腾坚不想说这个事情,假装没听见,那人又拉了一下他袖子。
这下不能装没感觉了,腾坚看了他一眼,故做随意说了一句,“你不都看见了吗,是庄芝荣和沈之寿先前救了个小女子,来沈家做丫环了。”
腾坚不太愿意别人说这件事,但是这也不是在他家里。
本来沈之寿也没打算把云清寒叫来,毕竟他还记着云清寒差点儿被卖腾坚手上去了。
只是这老头儿有些过份,不请自来不说,一来还贬低他们三家在上海的事情,气得他故意把人叫了出来。
“庄老弟,你是不知道,清儿的差事当的极好,我太太常夸她呢。”沈之寿笑着摸胡子,眼角余光扫到腾坚的脸色,心情不错,“也是你眼光好,当日劝我收留这孩子,我得了一个合用的人,这孩子也得了个安身的地方。”
这样大家都好的事情可以多做哈哈,尤其腾老头儿脸色尴尬就更不后悔做了。
庄芝荣心下暗笑,嘴里谦虚着,“嗨,这不是当时看这姑娘可怜么,如今好了,她有饭吃,也算咱们积德了。”
此时云清寒没有说话的余地,就任由自己当个工具人来衬托着这几位老爷们的高义。
出来混总是要还的,好歹人家是真的救了自己,道谢是应该的,人家被人夸也是应该的。
就是,如果那个姓腾的糟老头儿不在这里就好了。
沈之寿外院待客的屋子装潢得很不错,若是平日里云清寒来了只怕少不得仔细看看,现在她一点都没有心情。
这些人都不用谈正事的吗?怎么还不叫自己下去,她觉得自己像个猴儿,她不想起观赏作用啊。
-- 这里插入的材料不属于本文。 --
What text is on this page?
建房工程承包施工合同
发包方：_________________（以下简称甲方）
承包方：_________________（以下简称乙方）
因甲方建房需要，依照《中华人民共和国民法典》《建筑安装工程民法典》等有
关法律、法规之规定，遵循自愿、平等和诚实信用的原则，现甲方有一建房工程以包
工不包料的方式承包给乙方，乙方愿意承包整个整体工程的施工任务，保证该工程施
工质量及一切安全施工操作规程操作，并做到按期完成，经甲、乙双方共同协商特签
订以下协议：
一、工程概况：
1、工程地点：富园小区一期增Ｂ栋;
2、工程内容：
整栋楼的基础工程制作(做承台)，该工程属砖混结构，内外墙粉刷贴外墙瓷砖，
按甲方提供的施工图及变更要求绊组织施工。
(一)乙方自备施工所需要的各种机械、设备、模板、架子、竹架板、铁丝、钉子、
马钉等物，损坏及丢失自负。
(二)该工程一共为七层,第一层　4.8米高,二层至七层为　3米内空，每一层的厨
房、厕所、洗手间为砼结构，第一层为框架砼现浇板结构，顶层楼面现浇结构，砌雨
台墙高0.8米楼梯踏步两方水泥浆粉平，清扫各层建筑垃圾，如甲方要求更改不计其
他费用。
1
李旺的声音解救了她,他在外头汇报着最后一位客人马上到了。
“你先下去吧。”沈之寿一声命令解放了底下的猴儿。
云清寒这下真跟个猴儿一样窜回了内院,路上正碰着萍姑指挥人从池塘里摘几个莲蓬,见她着急,以为有事,忙叫住人问她干嘛。